Kashmir great lakes trek: Satsar lakes

16th August 2012

Previous posts:
At Sonamarg
Vishansar lake
Crossing treacherous Gadsar

It was our fourth day of the trek. Everyone was anxious hoping for weather to improve. With previous day’s experiences still fresh Organizers does not want to start the trek until the weather improves. The ridges had to be crossed again on that day which makes walk dangerous during rains. Horsemen suggest an alternate but longer route to avoid slippery stretch but we follow and wait policy.

The weather gods finally showed mercy on us. We jumped and cheered as the clouds cleared giving way to sunlight. That cleared our hurdles of the day!!
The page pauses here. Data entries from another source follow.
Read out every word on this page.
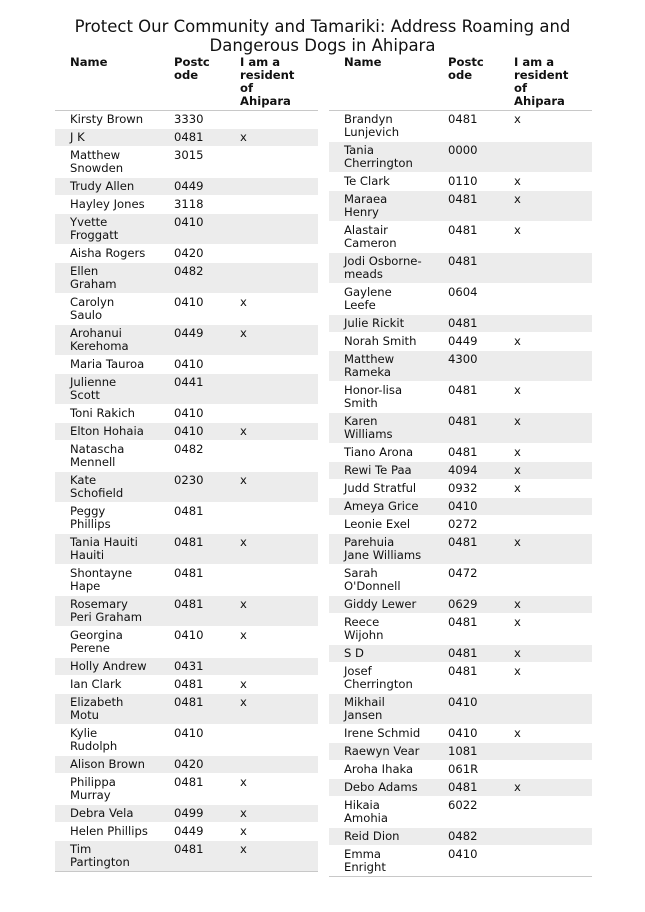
Protect Our Community and Tamariki: Address Roaming and
Dangerous Dogs in Ahipara
Name	Postc
ode	I am a
resident
of
Ahipara

Kirsty Brown	3330	
J K	0481	x
Matthew
Snowden	3015	
Trudy Allen	0449	
Hayley Jones	3118	
Yvette
Froggatt	0410	
Aisha Rogers	0420	
Ellen
Graham	0482	
Carolyn
Saulo	0410	x
Arohanui
Kerehoma	0449	x
Maria Tauroa	0410	
Julienne
Scott	0441	
Toni Rakich	0410	
Elton Hohaia	0410	x
Natascha
Mennell	0482	
Kate
Schofield	0230	x
Peggy
Phillips	0481	
Tania Hauiti
Hauiti	0481	x
Shontayne
Hape	0481	
Rosemary
Peri Graham	0481	x
Georgina
Perene	0410	x
Holly Andrew	0431	
Ian Clark	0481	x
Elizabeth
Motu	0481	x
Kylie
Rudolph	0410	
Alison Brown	0420	
Philippa
Murray	0481	x
Debra Vela	0499	x
Helen Phillips	0449	x
Tim
Partington	0481	x
Name	Postc
ode	I am a
resident
of
Ahipara

Brandyn
Lunjevich	0481	x
Tania
Cherrington	0000	
Te Clark	0110	x
Maraea
Henry	0481	x
Alastair
Cameron	0481	x
Jodi Osborne-
meads	0481	
Gaylene
Leefe	0604	
Julie Rickit	0481	
Norah Smith	0449	x
Matthew
Rameka	4300	
Honor-lisa
Smith	0481	x
Karen
Williams	0481	x
Tiano Arona	0481	x
Rewi Te Paa	4094	x
Judd Stratful	0932	x
Ameya Grice	0410	
Leonie Exel	0272	
Parehuia
Jane Williams	0481	x
Sarah
O'Donnell	0472	
Giddy Lewer	0629	x
Reece
Wijohn	0481	x
S D	0481	x
Josef
Cherrington	0481	x
Mikhail
Jansen	0410	
Irene Schmid	0410	x
Raewyn Vear	1081	
Aroha Ihaka	061R	
Debo Adams	0481	x
Hikaia
Amohia	6022	
Reid Dion	0482	
Emma
Enright	0410	
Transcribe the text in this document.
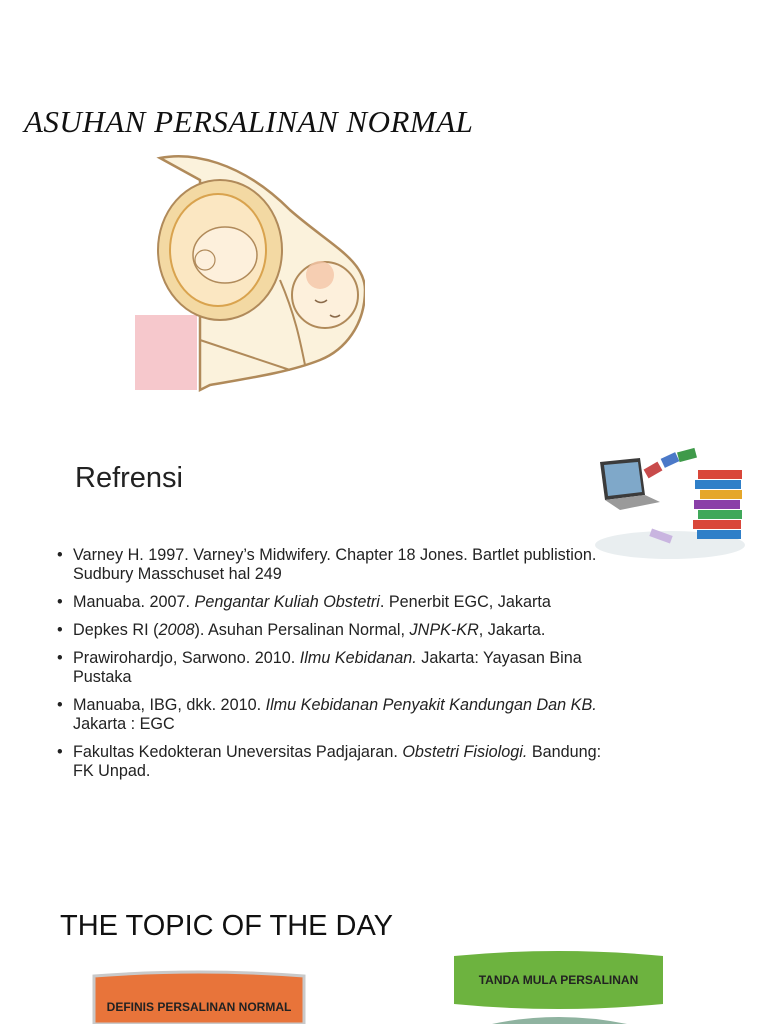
ASUHAN PERSALINAN NORMAL
Refrensi
• Varney H. 1997. Varney’s Midwifery. Chapter 18 Jones. Bartlet publistion. Sudbury Masschuset hal 249
• Manuaba. 2007. Pengantar Kuliah Obstetri. Penerbit EGC, Jakarta
• Depkes RI (2008). Asuhan Persalinan Normal, JNPK-KR, Jakarta.
• Prawirohardjo, Sarwono. 2010. Ilmu Kebidanan. Jakarta: Yayasan Bina Pustaka
• Manuaba, IBG, dkk. 2010. Ilmu Kebidanan Penyakit Kandungan Dan KB. Jakarta : EGC
• Fakultas Kedokteran Uneversitas Padjajaran. Obstetri Fisiologi. Bandung: FK Unpad.
THE TOPIC OF THE DAY
DEFINIS PERSALINAN NORMAL
TANDA MULA PERSALINAN
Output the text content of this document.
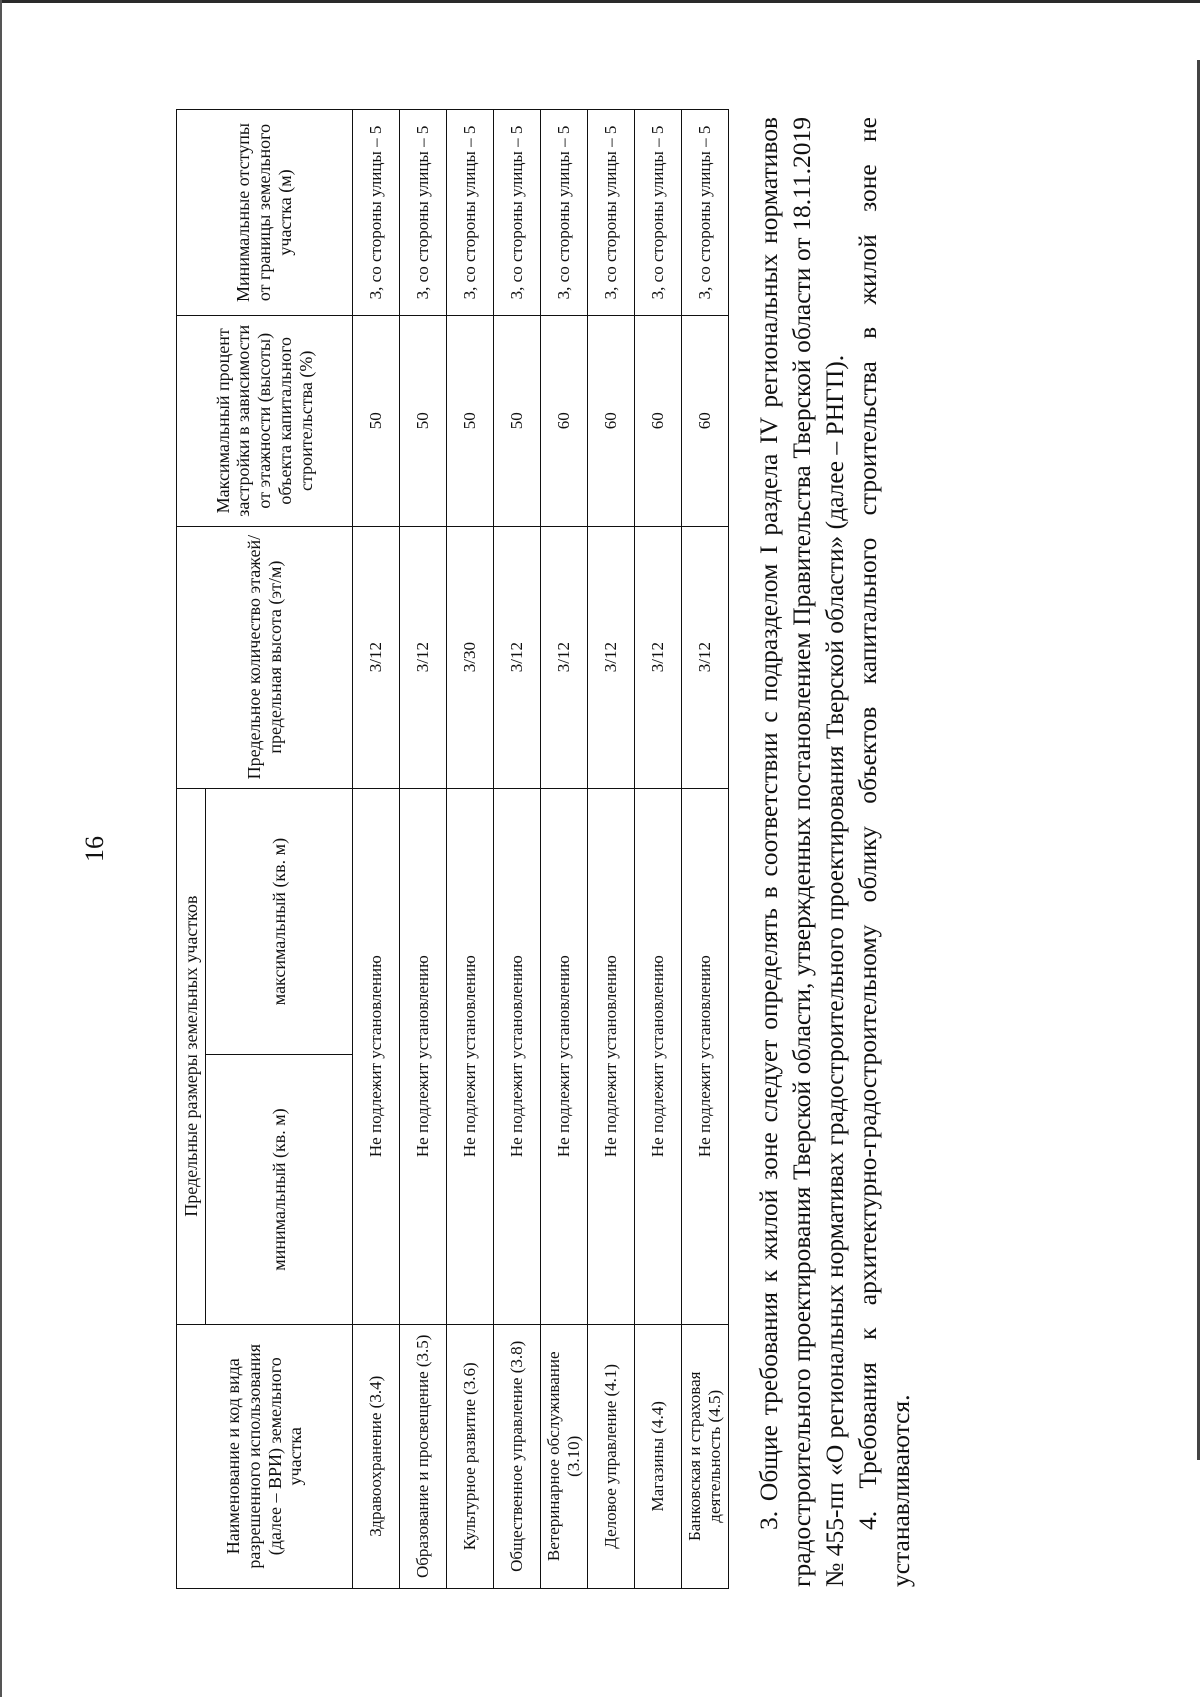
16
Наименование и код вида разрешенного использования (далее – ВРИ) земельного участка	Предельные размеры земельных участков		Предельное количество этажей/ предельная высота (эт/м)	Максимальный процент застройки в зависимости от этажности (высоты) объекта капитального строительства (%)	Минимальные отступы от границы земельного участка (м)
	минимальный (кв. м)	максимальный (кв. м)			
Здравоохранение (3.4)	Не подлежит установлению		3/12	50	3, со стороны улицы – 5
Образование и просвещение (3.5)	Не подлежит установлению		3/12	50	3, со стороны улицы – 5
Культурное развитие (3.6)	Не подлежит установлению		3/30	50	3, со стороны улицы – 5
Общественное управление (3.8)	Не подлежит установлению		3/12	50	3, со стороны улицы – 5
Ветеринарное обслуживание (3.10)	Не подлежит установлению		3/12	60	3, со стороны улицы – 5
Деловое управление (4.1)	Не подлежит установлению		3/12	60	3, со стороны улицы – 5
Магазины (4.4)	Не подлежит установлению		3/12	60	3, со стороны улицы – 5
Банковская и страховая деятельность (4.5)	Не подлежит установлению		3/12	60	3, со стороны улицы – 5 3. Общие требования к жилой зоне следует определять в соответствии с подразделом I раздела IV региональных нормативов градостроительного проектирования Тверской области, утвержденных постановлением Правительства Тверской области от 18.11.2019 № 455-пп «О региональных нормативах градостроительного проектирования Тверской области» (далее – РНГП). 4. Требования к архитектурно-градостроительному облику объектов капитального строительства в жилой зоне не устанавливаются.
We had to cross Gadsar river and climb over the mountains on the other side. Thanks to a glacier bridge, river crossing was done in a jiffy. It was then walking along the shoulder of the mountain.
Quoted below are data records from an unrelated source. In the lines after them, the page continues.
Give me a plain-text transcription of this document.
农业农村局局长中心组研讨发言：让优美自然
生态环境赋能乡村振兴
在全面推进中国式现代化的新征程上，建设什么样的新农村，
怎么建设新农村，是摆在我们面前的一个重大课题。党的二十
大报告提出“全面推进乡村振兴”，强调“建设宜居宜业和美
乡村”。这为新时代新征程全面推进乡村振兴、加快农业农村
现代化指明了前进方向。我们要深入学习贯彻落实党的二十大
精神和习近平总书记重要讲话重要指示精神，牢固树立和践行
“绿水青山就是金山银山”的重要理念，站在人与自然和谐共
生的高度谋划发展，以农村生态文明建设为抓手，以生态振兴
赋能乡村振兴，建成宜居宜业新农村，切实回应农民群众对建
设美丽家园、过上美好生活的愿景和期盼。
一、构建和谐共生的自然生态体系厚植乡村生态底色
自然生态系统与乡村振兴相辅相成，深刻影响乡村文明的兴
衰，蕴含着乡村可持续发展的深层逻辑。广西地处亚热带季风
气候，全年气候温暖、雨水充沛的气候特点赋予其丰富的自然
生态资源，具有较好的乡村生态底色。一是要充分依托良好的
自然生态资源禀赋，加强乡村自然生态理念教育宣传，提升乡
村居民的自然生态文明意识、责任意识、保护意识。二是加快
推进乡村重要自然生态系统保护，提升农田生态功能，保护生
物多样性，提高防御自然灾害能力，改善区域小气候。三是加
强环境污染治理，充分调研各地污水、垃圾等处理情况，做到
It would have been a daunting task to walk on these mountains if it was raining. With deep valley on one side and narrow path would make walking challenging and dangerous. But with great weather, it was a perfect heaven.
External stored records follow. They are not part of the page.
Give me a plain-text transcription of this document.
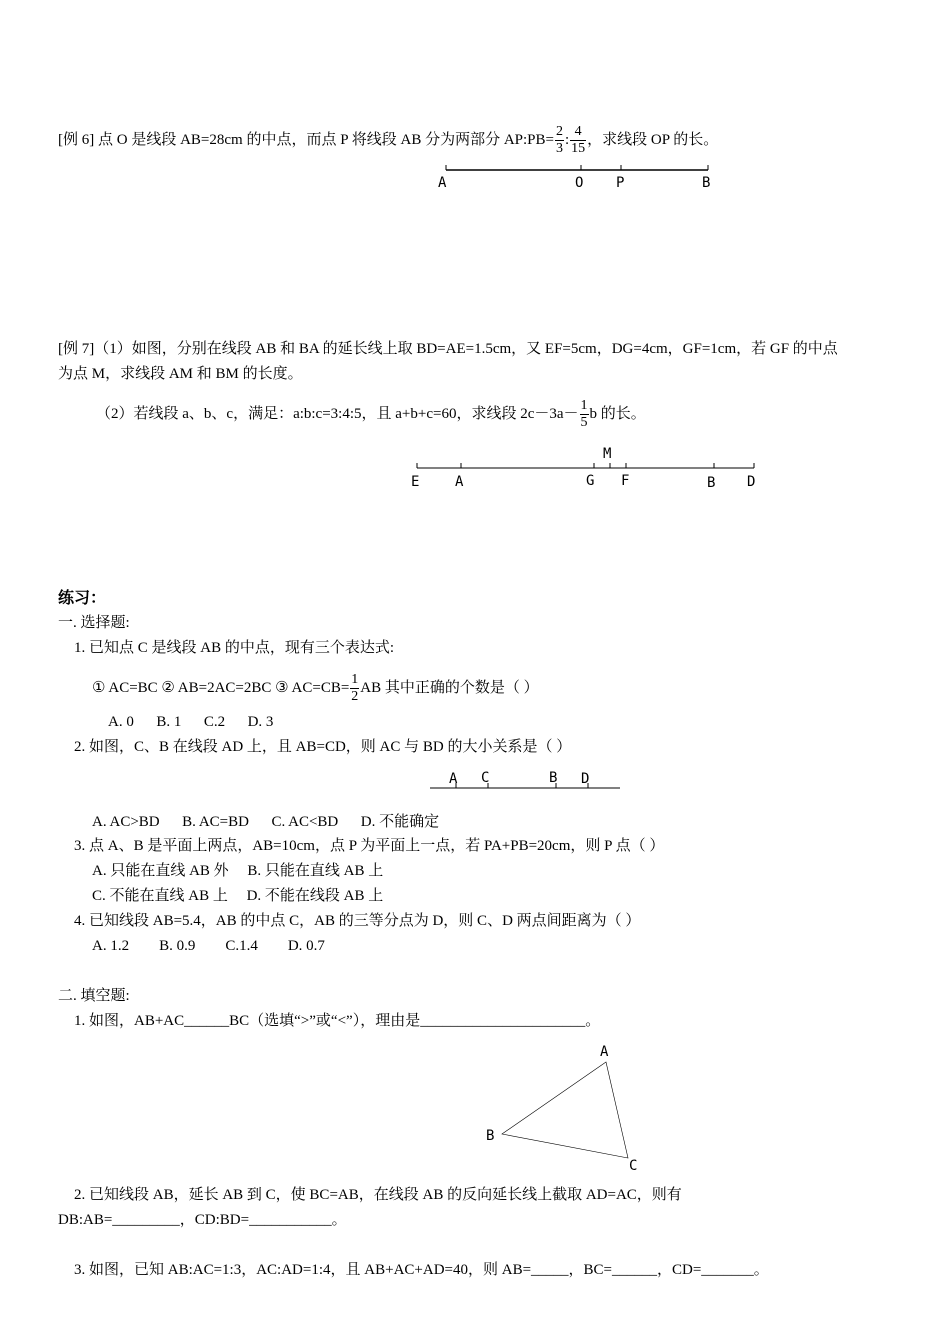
[例 6] 点 O 是线段 AB=28cm 的中点，而点 P 将线段 AB 分为两部分 AP:PB= $\frac{2}{3}$ : $\frac{4}{15}$ ，求线段 OP 的长。
A	O P	B
[例 7]（1）如图，分别在线段 AB 和 BA 的延长线上取 BD=AE=1.5cm，又 EF=5cm，DG=4cm，GF=1cm，若 GF 的中点
为点 M，求线段 AM 和 BM 的长度。
（2）若线段 a、b、c，满足：a:b:c=3:4:5，且 a+b+c=60，求线段 $2c-3a- \frac{1}{5}$ b 的长。
E	A	G
M
F	B D
练习：
一. 选择题:
1. 已知点 C 是线段 AB 的中点，现有三个表达式:
① AC=BC ② AB=2AC=2BC ③ $AC=CB= \frac{1}{2}$ AB 其中正确的个数是（ ）
A. 0      B. 1      C.2      D. 3
2. 如图，C、B 在线段 AD 上，且 AB=CD，则 AC 与 BD 的大小关系是（ ）
A C	B D
A. AC>BD      B. AC=BD      C. AC<BD      D. 不能确定
3. 点 A、B 是平面上两点，AB=10cm，点 P 为平面上一点，若 PA+PB=20cm，则 P 点（ ）
A. 只能在直线 AB 外     B. 只能在直线 AB 上
C. 不能在直线 AB 上     D. 不能在线段 AB 上
4. 已知线段 AB=5.4，AB 的中点 C，AB 的三等分点为 D，则 C、D 两点间距离为（ ）
A. 1.2        B. 0.9        C.1.4        D. 0.7
二. 填空题:
1. 如图，AB+AC______BC（选填“>”或“<”），理由是______________________。
A
B
C
2. 已知线段 AB，延长 AB 到 C，使 BC=AB，在线段 AB 的反向延长线上截取 AD=AC，则有
DB:AB=_________，CD:BD=___________。
3. 如图，已知 AB:AC=1:3，AC:AD=1:4，且 AB+AC+AD=40，则 AB=_____，BC=______，CD=_______。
We found a flock of Himalayan griffon feasting on a dead animal.

There is an Army check post high up these mountains.

After climbing for an hour and a half, we reached a huge meadow. The beauty again cannot be explained but only be experienced.

Beautiful landscapes.

At the meadow was Rasbal, a hot water spring. It was flowing into the tunnel. Locals say it exits 200km away but I doubt it!!

At the end of the meadow was an Army camp. They were overjoyed to see us and welcomed us with hot water and chocolates. Being a remote area, they rarely see outsiders. We rested at their camp while our Ids were checked and verified.

After Army camp was Satsar Lake. As the name suggests it is a group of seven lakes. But depending on the season, we can only see 3-4 lakes.

Here is the second Satsar Lake.

And the third one. 

The progress was slow as the path was rocky. The camp site was just after the last Satsar Lake. It was next to a stream surrounded by rocky mountains. Adjacent to these mountains were hills with pine trees. What a contrast!!